BESMELE TUTTU KALEMİM

 Besmele tuttu kalemim, sevdaya düştüğünden beri.. Çok dediğimde anlamadım,  ne vakit hiç dedim işte o zaman anladım benliğimi. Bildim kendimi, kendimden içeri.. Sûrete asıla asıla sîreti küstürmüşüm, sırt dönmüşüm doğruya yanlışı yâr bileli.  Gocundurdum gönlümü ruh mektebinden ayırıp, elif metrek bilmeden alim ettim kalbimi... Karanlğa uyandım, mumları söndürürken, aydınlık bâki imiş çerağımı bilmedim..  Gömüldüm boşluklara cismimi unutarak, âlem bende can imiş ben kendimi bilmedim..

VAKİT SABAH

 Gökyüzü senin görebildiğin kadar mı? Nihayeti olan gözlerin sonsuzluğu bilir mi? Ufka takılmış aklım.. Kaçıyorum dünyadan, nereye sığınsam?! Bir ezan sesi tutuyor kalbimden.

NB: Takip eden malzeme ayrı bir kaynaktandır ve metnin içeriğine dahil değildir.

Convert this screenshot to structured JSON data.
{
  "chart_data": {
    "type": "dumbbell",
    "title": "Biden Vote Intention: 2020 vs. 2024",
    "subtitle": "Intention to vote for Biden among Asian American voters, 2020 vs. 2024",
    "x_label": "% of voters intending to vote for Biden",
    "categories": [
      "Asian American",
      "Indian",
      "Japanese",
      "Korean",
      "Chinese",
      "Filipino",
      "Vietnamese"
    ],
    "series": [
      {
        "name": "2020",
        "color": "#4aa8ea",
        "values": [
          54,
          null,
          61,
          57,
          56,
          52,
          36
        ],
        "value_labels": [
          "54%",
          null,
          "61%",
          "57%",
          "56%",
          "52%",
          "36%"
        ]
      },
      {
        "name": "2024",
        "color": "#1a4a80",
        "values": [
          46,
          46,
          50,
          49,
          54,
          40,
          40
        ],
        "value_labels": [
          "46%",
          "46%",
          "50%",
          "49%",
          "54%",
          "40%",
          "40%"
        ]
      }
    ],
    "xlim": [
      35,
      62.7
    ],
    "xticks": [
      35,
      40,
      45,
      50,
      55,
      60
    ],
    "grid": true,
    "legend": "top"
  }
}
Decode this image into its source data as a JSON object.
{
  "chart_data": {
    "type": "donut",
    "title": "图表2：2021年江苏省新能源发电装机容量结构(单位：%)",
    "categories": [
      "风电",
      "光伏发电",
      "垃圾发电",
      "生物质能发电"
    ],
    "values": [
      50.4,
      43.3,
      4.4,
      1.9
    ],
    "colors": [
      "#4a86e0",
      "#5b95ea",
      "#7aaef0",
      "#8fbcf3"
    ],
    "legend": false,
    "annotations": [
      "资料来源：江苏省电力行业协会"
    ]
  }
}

Maddelere bulanmış insanlarla arama perde.. Fersah fersah uzaklaşıyorum. Beni sarmalayacak huzurun muhtacıyım. Vakit; sabaha bir dem.. Alacakaranlıktan sıyrılıyor gönlüm... Saydam bir aydınlığın habercisi, ılık bir esinti yüzüme dokunuyor. . Kelebeklerde uyanır mı bu vakitte? Bir kuş sesi muhabbete başlıyor. Güller, hicapla serilmiş yeryüzüne, bağrında saklı kalmış bülbülün gözyaşları..

EY GİZ

 Ey giz, ey varlığımın sırrı merhaba! Merhaba benden evvel arzı toprak merhaba! Merhaba varlığının sahibini tanıyan cümle mahluk.. Merhaba "ben"den geçen cümle eşraf merhaba!! Dün bitti, bugün yaşanmakla eskiyor, yarın; belki gelmeyecek bir zaman.. Sonsuz bir iklimin haberi geldi mi sana? Huzur diyarının manzaraları resmedildi mi hiç? Yoksa sende hakikisi yerine sahteyi mi tercih ediyorsun? ÖLÜM sana da bir son olarak ezberletildiyse zarardasın. Ölmekle ölünmez.. Ama ölmekle görülür bir çok şey bunu Unutma.!!